Un incendie d'une ampleur inédite continue de ravager depuis vendredi la réserve naturelle des Fagnes, à l'est du pays. Une reconnaissance aérienne menée par les services de secours a permis aux bourgmestres de Baelen et de Jalhay d'évaluer à 1 600 hectares la surface brûlée dans l'après-midi ; ce chiffre a ensuite été porté à 2 700 hectares en fin de journée.
Une zone difficile à atteindre et un feu qui progresse
Les équipes sur place signalent des conditions particulièrement pénibles : terrains tourbeux et vallonnés, accès routiers limités et sols instables qui empêchent parfois les camions d'approche. Le vent, changeant, contribue à la propagation dans plusieurs directions, compliquant la stratégie d'extinction.
La bourgmestre de Baelen a résumé la situation après la reconnaissance aérienne :
"1 600 hectares ont en effet brûlé, selon les observations des pompiers qui ont survolé la zone"
Les autorités insistent sur la nécessité de moyens aériens importants pour lutter efficacement contre le brasier, en raison de l'impossibilité d'accès pour de nombreux engins au sol.

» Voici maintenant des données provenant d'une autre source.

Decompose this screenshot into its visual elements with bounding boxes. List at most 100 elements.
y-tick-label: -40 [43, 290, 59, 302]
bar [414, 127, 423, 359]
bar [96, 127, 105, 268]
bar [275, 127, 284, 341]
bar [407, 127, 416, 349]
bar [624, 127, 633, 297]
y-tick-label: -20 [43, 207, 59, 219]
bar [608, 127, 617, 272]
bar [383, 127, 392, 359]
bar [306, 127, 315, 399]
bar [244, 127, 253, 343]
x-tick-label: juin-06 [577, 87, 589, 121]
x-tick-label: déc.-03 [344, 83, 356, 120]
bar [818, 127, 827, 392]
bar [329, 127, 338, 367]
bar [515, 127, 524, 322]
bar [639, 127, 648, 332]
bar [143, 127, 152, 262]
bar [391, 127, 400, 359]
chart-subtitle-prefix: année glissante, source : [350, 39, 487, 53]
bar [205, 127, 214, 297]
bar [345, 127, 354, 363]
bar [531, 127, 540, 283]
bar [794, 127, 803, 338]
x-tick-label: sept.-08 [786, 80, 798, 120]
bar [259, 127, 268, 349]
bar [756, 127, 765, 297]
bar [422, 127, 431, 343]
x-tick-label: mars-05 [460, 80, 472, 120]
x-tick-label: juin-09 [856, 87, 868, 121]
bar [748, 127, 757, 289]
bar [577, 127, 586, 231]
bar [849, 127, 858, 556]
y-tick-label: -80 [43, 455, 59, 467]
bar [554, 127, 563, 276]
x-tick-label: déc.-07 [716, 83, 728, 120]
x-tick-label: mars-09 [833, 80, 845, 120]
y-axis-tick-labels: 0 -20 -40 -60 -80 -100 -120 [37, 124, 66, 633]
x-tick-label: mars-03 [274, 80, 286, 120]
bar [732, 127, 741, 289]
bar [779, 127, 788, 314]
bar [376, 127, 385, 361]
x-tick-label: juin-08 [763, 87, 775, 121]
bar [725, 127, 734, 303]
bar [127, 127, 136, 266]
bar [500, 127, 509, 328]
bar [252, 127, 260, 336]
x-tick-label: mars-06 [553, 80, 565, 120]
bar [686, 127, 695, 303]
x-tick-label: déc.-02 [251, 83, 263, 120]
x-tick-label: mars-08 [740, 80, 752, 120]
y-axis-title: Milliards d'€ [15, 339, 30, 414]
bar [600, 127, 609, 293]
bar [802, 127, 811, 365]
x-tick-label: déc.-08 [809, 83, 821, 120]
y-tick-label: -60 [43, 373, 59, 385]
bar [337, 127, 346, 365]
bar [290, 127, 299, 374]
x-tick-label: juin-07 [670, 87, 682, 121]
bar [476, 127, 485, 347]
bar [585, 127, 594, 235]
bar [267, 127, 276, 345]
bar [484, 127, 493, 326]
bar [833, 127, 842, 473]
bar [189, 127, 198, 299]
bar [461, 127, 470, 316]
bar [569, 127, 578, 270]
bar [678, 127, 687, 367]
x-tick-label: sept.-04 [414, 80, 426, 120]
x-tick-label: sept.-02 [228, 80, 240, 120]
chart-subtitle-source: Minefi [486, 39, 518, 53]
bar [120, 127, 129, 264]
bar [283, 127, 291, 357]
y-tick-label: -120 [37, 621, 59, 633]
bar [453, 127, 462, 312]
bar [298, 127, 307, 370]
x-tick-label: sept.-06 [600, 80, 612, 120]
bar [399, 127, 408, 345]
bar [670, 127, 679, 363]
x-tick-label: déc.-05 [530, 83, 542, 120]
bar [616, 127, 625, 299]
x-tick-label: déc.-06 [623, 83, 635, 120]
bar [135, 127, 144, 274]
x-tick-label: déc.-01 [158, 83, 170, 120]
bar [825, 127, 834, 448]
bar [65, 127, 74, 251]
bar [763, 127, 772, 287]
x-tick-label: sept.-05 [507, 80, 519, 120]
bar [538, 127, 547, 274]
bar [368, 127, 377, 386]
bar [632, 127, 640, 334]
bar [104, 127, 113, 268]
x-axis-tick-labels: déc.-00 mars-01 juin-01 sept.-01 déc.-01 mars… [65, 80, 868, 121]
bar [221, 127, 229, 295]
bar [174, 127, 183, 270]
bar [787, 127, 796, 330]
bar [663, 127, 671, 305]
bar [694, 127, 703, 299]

Moyens déployés et solidarité interrégionale
Le dispositif engagé est large et combine ressources nationales et aides étrangères. Selon le bilan communiqué par les bourgmestres et coordonnateurs des opérations :
- Quatre hélicoptères participent aux largages : deux de la Police fédérale et deux venus des Pays-Bas.
- Plus de quinze zones de secours de différentes régions belges sont mobilisées au sol, soutenues par des pompiers allemands et luxembourgeois.

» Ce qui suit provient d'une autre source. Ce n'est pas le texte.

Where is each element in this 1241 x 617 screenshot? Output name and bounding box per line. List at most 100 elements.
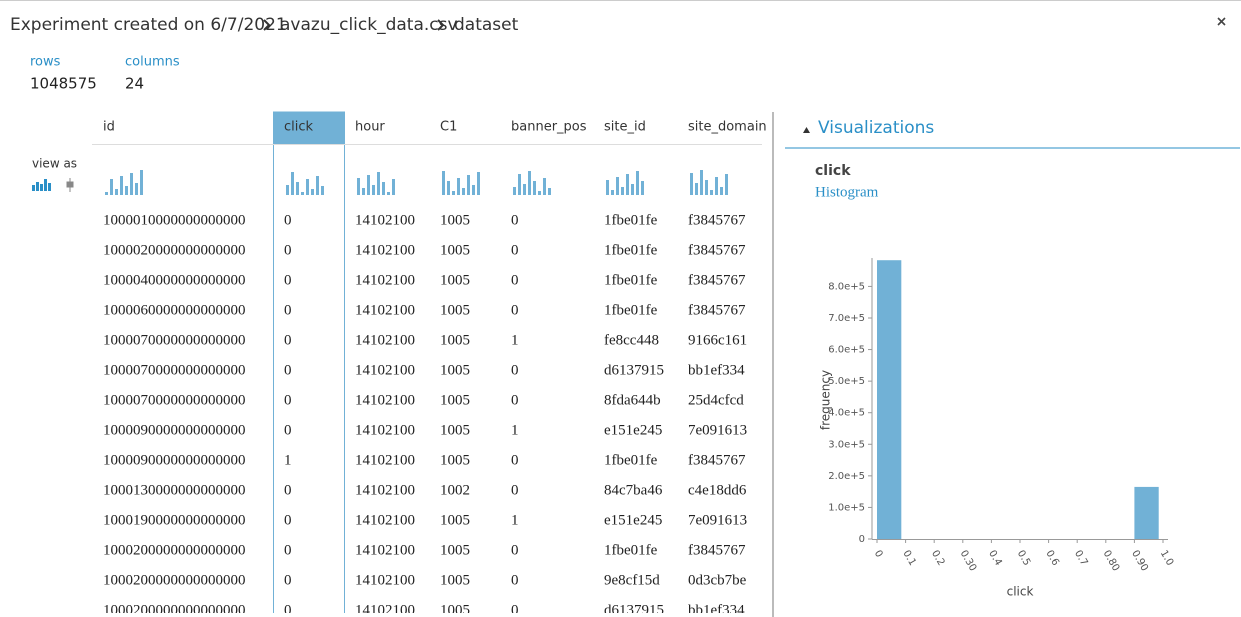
- table-cell: 1000090000000000000: [103, 422, 246, 438]
- table-cell: 1005: [440, 422, 470, 438]
- sparkline-bar: [636, 171, 639, 195]
- column-header[interactable]: site_id: [604, 120, 646, 135]
- table-cell: 0: [511, 392, 519, 408]
- table-cell: 1005: [440, 542, 470, 558]
- table-cell: 1fbe01fe: [604, 452, 658, 468]
- view-boxplot-icon[interactable]: [66, 178, 74, 192]
- y-tick-label: 5.0e+5: [828, 376, 865, 387]
- sparkline-bar: [392, 179, 395, 195]
- column-header[interactable]: banner_pos: [511, 120, 587, 135]
- column-sparkline: [357, 172, 395, 195]
- table-cell: 0: [511, 482, 519, 498]
- collapse-icon[interactable]: [803, 127, 810, 133]
- histogram-bar: [1134, 486, 1159, 539]
- sparkline-bar: [311, 189, 314, 195]
- table-cell: 1005: [440, 572, 470, 588]
- sparkline-bar: [621, 187, 624, 195]
- sparkline-bar: [528, 171, 531, 195]
- sparkline-bar: [513, 187, 516, 195]
- table-cell: c4e18dd6: [688, 482, 747, 498]
- sparkline-bar: [457, 178, 460, 195]
- y-tick-label: 2.0e+5: [828, 471, 865, 482]
- sparkline-bar: [286, 185, 289, 195]
- sparkline-bar: [382, 182, 385, 195]
- table-cell: 0: [511, 572, 519, 588]
- sparkline-bar: [695, 183, 698, 195]
- table-cell: 1005: [440, 242, 470, 258]
- sparkline-bar: [115, 189, 118, 195]
- table-cell: 14102100: [355, 452, 415, 468]
- sparkline-bar: [518, 174, 521, 195]
- separator: [437, 19, 445, 31]
- table-cell: 8fda644b: [604, 392, 661, 408]
- table-cell: 1: [511, 422, 519, 438]
- close-button[interactable]: [1217, 17, 1226, 26]
- separator: [263, 19, 271, 31]
- table-cell: f3845767: [688, 272, 746, 288]
- table-cell: 1: [284, 452, 292, 468]
- table-cell: 0: [511, 452, 519, 468]
- sparkline-bar: [387, 192, 390, 195]
- histogram-bar: [877, 260, 902, 539]
- table-cell: f3845767: [688, 542, 746, 558]
- table-cell: 0d3cb7be: [688, 572, 747, 588]
- sparkline-bar: [725, 174, 728, 195]
- table-cell: 1fbe01fe: [604, 212, 658, 228]
- table-cell: bb1ef334: [688, 602, 745, 617]
- table-cell: 84c7ba46: [604, 482, 663, 498]
- sparkline-bar: [306, 179, 309, 195]
- table-cell: 1002: [440, 482, 470, 498]
- table-cell: 7e091613: [688, 422, 747, 438]
- selected-column: click: [815, 163, 851, 179]
- column-sparkline: [690, 170, 728, 195]
- rows-value: 1048575: [30, 75, 97, 93]
- table-cell: 1fbe01fe: [604, 242, 658, 258]
- panel-title[interactable]: Visualizations: [818, 118, 934, 138]
- column-header[interactable]: C1: [440, 120, 457, 135]
- table-cell: 0: [284, 242, 292, 258]
- table-cell: d6137915: [604, 602, 664, 617]
- table-cell: 14102100: [355, 332, 415, 348]
- sparkline-bar: [367, 175, 370, 195]
- table-cell: e151e245: [604, 512, 662, 528]
- table-cell: 1000200000000000000: [103, 602, 246, 617]
- table-cell: 0: [284, 572, 292, 588]
- table-cell: 1: [511, 512, 519, 528]
- table-cell: 1000200000000000000: [103, 572, 246, 588]
- table-cell: f3845767: [688, 242, 746, 258]
- x-axis-label: click: [1007, 585, 1034, 599]
- sparkline-bar: [110, 179, 113, 195]
- visualization-kind[interactable]: Histogram: [815, 184, 879, 200]
- breadcrumb-item[interactable]: Experiment created on 6/7/2021: [10, 15, 287, 35]
- sparkline-bar: [442, 171, 445, 195]
- table-cell: 1005: [440, 602, 470, 617]
- sparkline-bar: [291, 172, 294, 195]
- sparkline-bar: [472, 185, 475, 195]
- table-cell: 1005: [440, 302, 470, 318]
- table-cell: 0: [284, 272, 292, 288]
- view-as-label: view as: [32, 157, 77, 171]
- breadcrumb-item[interactable]: avazu_click_data.csv: [280, 15, 458, 35]
- column-header[interactable]: click: [284, 120, 314, 135]
- table-cell: 1005: [440, 212, 470, 228]
- table-cell: 1005: [440, 362, 470, 378]
- sparkline-bar: [616, 177, 619, 195]
- table-cell: 9e8cf15d: [604, 572, 660, 588]
- column-header[interactable]: hour: [355, 120, 385, 135]
- column-header[interactable]: id: [103, 120, 115, 135]
- table-cell: 7e091613: [688, 512, 747, 528]
- column-header[interactable]: site_domain: [688, 120, 767, 135]
- breadcrumb-item[interactable]: dataset: [454, 15, 519, 35]
- table-cell: 1005: [440, 392, 470, 408]
- table-cell: 0: [511, 542, 519, 558]
- sparkline-bar: [452, 191, 455, 195]
- column-sparkline: [606, 171, 644, 195]
- sparkline-bar: [626, 174, 629, 195]
- table-cell: d6137915: [604, 362, 664, 378]
- selected-column-header: [273, 112, 345, 144]
- sparkline-bar: [690, 173, 693, 195]
- view-histogram-icon[interactable]: [32, 179, 51, 191]
- table-cell: 1fbe01fe: [604, 542, 658, 558]
- sparkline-bar: [357, 178, 360, 195]
- table-cell: 0: [511, 212, 519, 228]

- La Protection civile, le Département de la Nature et des Forêts (DNF) et la Défense ont été appelés en renfort ; quatre véhicules « Panther » de l'armée sont signalés sur le terrain.
- Des agriculteurs locaux contribuent à l'approvisionnement en eau et au soutien logistique des secours.
Les autorités provinciales et communales ont également annoncé des évacuations préventives pour protéger les habitants des communes les plus exposées.
| Type de moyen | Origine | Quantité (signalée) |
|---|---|---|
| Hélicoptères avec Bambi buckets | Police fédérale / Pays-Bas | 4 |
| Zones de secours | Régions belges | plus de 15 |
| Pompiers étrangers | Allemagne, Luxembourg | engagés |
| Véhicules spéciaux | Défense | 4 Panthers |
Conséquences locales et gestion opérationnelle
Des ordres d'évacuation ont été donnés dans plusieurs villages proches de la zone sinistrée. Les services communaux travaillent en coordination avec les zones de secours pour organiser les relogements temporaires et assurer les flux d'information à la population. Sur le terrain, la priorité reste la protection des habitations et des infrastructures sensibles.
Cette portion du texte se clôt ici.